Deadbeat By Dawn (1988) is a splatter-punk symphony on a beer can budget. Directed, written, and starring Jim Van Bebber, a film school drop-out who put everything into this low-budget action flick, even choreographing the fights and stunts. With gang members in ripped denim and head-bands, sporting switch-blades and nunchaka, this movie has been compared to Streets Of Rage, but rather than an 1980s neon arcade game, there’s something more grimy and grungy here; the synth score is crunchy, the blood is like red paint, and it’s clear that Bebber is putting his body on the line with each hectic stunt. That, and you can just feel that when they drive a car into a river for one scene, they don’t have any back-ups to spare; everything piece of action or violence has a consequence in this shoe-string production. Shot on the streets of Dayton, Ohio, there’s a primal reality to everything, even with it following a familiar exploitation plot. Bebber plays Goose, leader of the Ravens, who are in a gang war with the Spiders, led by the sadistic Danny (Paul Harper). When Goose’s girlfriend Christie (Megan Murphy), who dabbles in mysticism, and physic readings, asks him to leave the gang life behind for the straight-and-narrow, Goose obliges. After tragedy strikes due to Danny’s violent machinations, the scene will be eventually set for a showdown of revenge. Clearly feeding off the scuzzy punk vibes of The Warriors and Death Wish, there’s also a sense that Bebber is carrying off his own Taxi Driver intensity in certain scenes, like when he stays with his heroin-addicted father in a rundown apartment, or when he walks the streets with bloody soaked fists (clearly shooting on the fly to the gawking background passerbys).
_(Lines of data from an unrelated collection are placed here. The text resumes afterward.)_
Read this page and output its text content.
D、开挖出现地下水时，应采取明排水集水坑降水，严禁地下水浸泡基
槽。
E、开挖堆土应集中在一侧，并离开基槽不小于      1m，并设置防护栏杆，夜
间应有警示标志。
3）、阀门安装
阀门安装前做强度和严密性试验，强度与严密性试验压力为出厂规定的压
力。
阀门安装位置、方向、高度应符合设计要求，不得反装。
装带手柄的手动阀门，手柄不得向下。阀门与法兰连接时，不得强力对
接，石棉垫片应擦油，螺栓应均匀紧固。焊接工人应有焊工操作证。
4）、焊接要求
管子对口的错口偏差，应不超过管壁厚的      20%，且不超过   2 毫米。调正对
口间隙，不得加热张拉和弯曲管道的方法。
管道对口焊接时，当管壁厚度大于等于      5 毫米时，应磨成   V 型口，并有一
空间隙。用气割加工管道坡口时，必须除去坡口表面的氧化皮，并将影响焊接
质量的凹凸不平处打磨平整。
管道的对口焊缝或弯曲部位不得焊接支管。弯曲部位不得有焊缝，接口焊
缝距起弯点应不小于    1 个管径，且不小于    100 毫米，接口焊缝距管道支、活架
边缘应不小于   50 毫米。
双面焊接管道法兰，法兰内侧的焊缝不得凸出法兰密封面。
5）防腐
The violence hits hard and fast, even when the guns look like toys; Bebber gets enough visceral energy from his handling of nunchucks or the gory body blows. A triumph of cheap, passionate genre filmmaking, with energy coursing in the moving camera and editing in of the cityscape, all eventually escalating into a satisfyingly bloody fight across a train station platform. Marc Pitman is also a scene-stealer as the spaced-out nihilist gang member named Bonecrusher (it’s that type of flick!). Available to stream on Tubi. Recommended.